Крики, вопли. Я ничего не понял.
— Мы не имеем права предавать кого-либо смерти!
Клянусь Фортуной Рима, кто мог знать об этом лучше меня? По всей Империи мы лишили покоренные народы права решать вопрос о жизни и смерти осужденных. Мы сами выносим приговор. Тем не менее в Иудее такое положение не было нерушимым, и я, дурак, напомнил им об этом: в религиозном вопросе, в виде исключения, римский прокуратор мог объявить себя несведущим и отказаться судить. Зато Синедрион, единственное право которого — определять тяжесть вины, был вправе вынести смертный приговор и потребовать — да, потребовать от меня… — чтобы я применил закон и исполнил приговор. Я осознал, что не могу сделать ничего, почти ничего, чтобы вырвать из их рук Галилеянина.
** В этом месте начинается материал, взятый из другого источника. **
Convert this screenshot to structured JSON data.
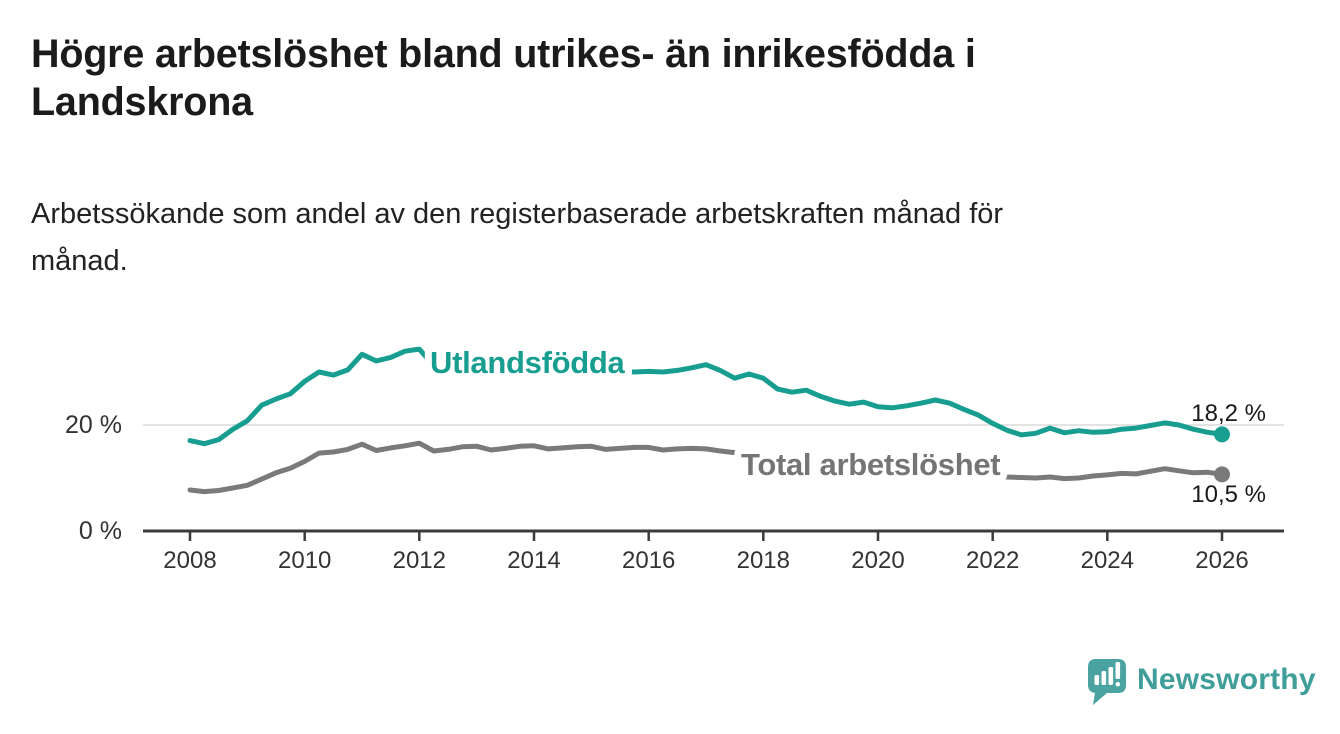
{
  "header": {
    "title_lines": [
      "Högre arbetslöshet bland utrikes- än inrikesfödda i",
      "Landskrona"
    ],
    "subtitle_lines": [
      "Arbetssökande som andel av den registerbaserade arbetskraften månad för",
      "månad."
    ]
  },
  "chart_data": {
    "type": "line",
    "title": "Högre arbetslöshet bland utrikes- än inrikesfödda i Landskrona",
    "subtitle": "Arbetssökande som andel av den registerbaserade arbetskraften månad för månad.",
    "x_unit": "year",
    "x_start": 2008,
    "x_step": 0.25,
    "x_range_shown": [
      2007.2,
      2027.1
    ],
    "ylim": [
      0,
      36
    ],
    "grid": "single horizontal gridline at 20 %",
    "legend_position": "inline-labels-on-lines",
    "x_ticks": [
      2008,
      2010,
      2012,
      2014,
      2016,
      2018,
      2020,
      2022,
      2024,
      2026
    ],
    "y_ticks": [
      {
        "value": 20,
        "label": "20 %"
      },
      {
        "value": 0,
        "label": "0 %"
      }
    ],
    "series": [
      {
        "name": "Utlandsfödda",
        "color": "#189e90",
        "label_color": "#189e90",
        "end_label": "18,2 %",
        "end_value": 18.2,
        "values": [
          17.0,
          16.4,
          17.2,
          19.2,
          20.8,
          23.8,
          25.0,
          26.0,
          28.4,
          30.2,
          29.6,
          30.6,
          33.6,
          32.3,
          33.0,
          34.2,
          34.6,
          31.4,
          31.6,
          31.2,
          31.0,
          30.8,
          30.9,
          30.7,
          30.6,
          30.4,
          30.5,
          30.3,
          30.4,
          30.2,
          30.3,
          30.2,
          30.3,
          30.2,
          30.5,
          31.0,
          31.6,
          30.5,
          29.0,
          29.8,
          29.0,
          26.9,
          26.3,
          26.7,
          25.5,
          24.6,
          24.0,
          24.4,
          23.5,
          23.3,
          23.7,
          24.2,
          24.8,
          24.2,
          23.0,
          21.9,
          20.3,
          19.0,
          18.1,
          18.4,
          19.4,
          18.5,
          18.9,
          18.6,
          18.7,
          19.2,
          19.4,
          19.9,
          20.4,
          20.0,
          19.2,
          18.6,
          18.2
        ]
      },
      {
        "name": "Total arbetslöshet",
        "color": "#7a7a7a",
        "label_color": "#757575",
        "end_label": "10,5 %",
        "end_value": 10.5,
        "values": [
          7.5,
          7.2,
          7.4,
          7.9,
          8.4,
          9.6,
          10.8,
          11.7,
          13.0,
          14.6,
          14.8,
          15.3,
          16.3,
          15.1,
          15.6,
          16.0,
          16.5,
          15.0,
          15.3,
          15.8,
          15.9,
          15.2,
          15.5,
          15.9,
          16.0,
          15.4,
          15.6,
          15.8,
          15.9,
          15.3,
          15.5,
          15.7,
          15.7,
          15.2,
          15.4,
          15.5,
          15.4,
          15.0,
          14.7,
          14.4,
          14.2,
          13.9,
          13.6,
          13.3,
          13.1,
          12.8,
          12.5,
          12.3,
          12.1,
          11.9,
          11.7,
          11.4,
          11.1,
          10.7,
          10.4,
          10.3,
          10.1,
          10.0,
          9.9,
          9.8,
          10.0,
          9.7,
          9.8,
          10.2,
          10.4,
          10.7,
          10.6,
          11.1,
          11.6,
          11.2,
          10.8,
          10.9,
          10.5
        ]
      }
    ]
  },
  "branding": {
    "logo_text": "Newsworthy",
    "logo_text_color": "#3f9d9a",
    "icon_color": "#4aa3a0",
    "icon": "speech-bubble-bar-chart"
  }
}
Крики, вопли. И его взгляд, устремленный на меня.
Ему было страшно, очень страшно. Страшно так, что впору было кричать, ползать на коленях, биться, умолять. Однако он не умолял, не бился. Он застыл, молчаливый и неподвижный. Бледный. Напуганный. И все же благородный и мужественный. Длинная прядь волос падала ему на глаза, и он откидывал ее резким движением головы.
Крики, вопли. Его молчание, достоинство и испуг…
Я увел его в преторию, куда не могли за нами последовать его истязатели. Этот человек волновал меня. Я вспомнил о странном замечании Флавия:
— Мне казалось, что он так же неприступен, как Тиберий Кесарь, что я не достоин приближаться к нему.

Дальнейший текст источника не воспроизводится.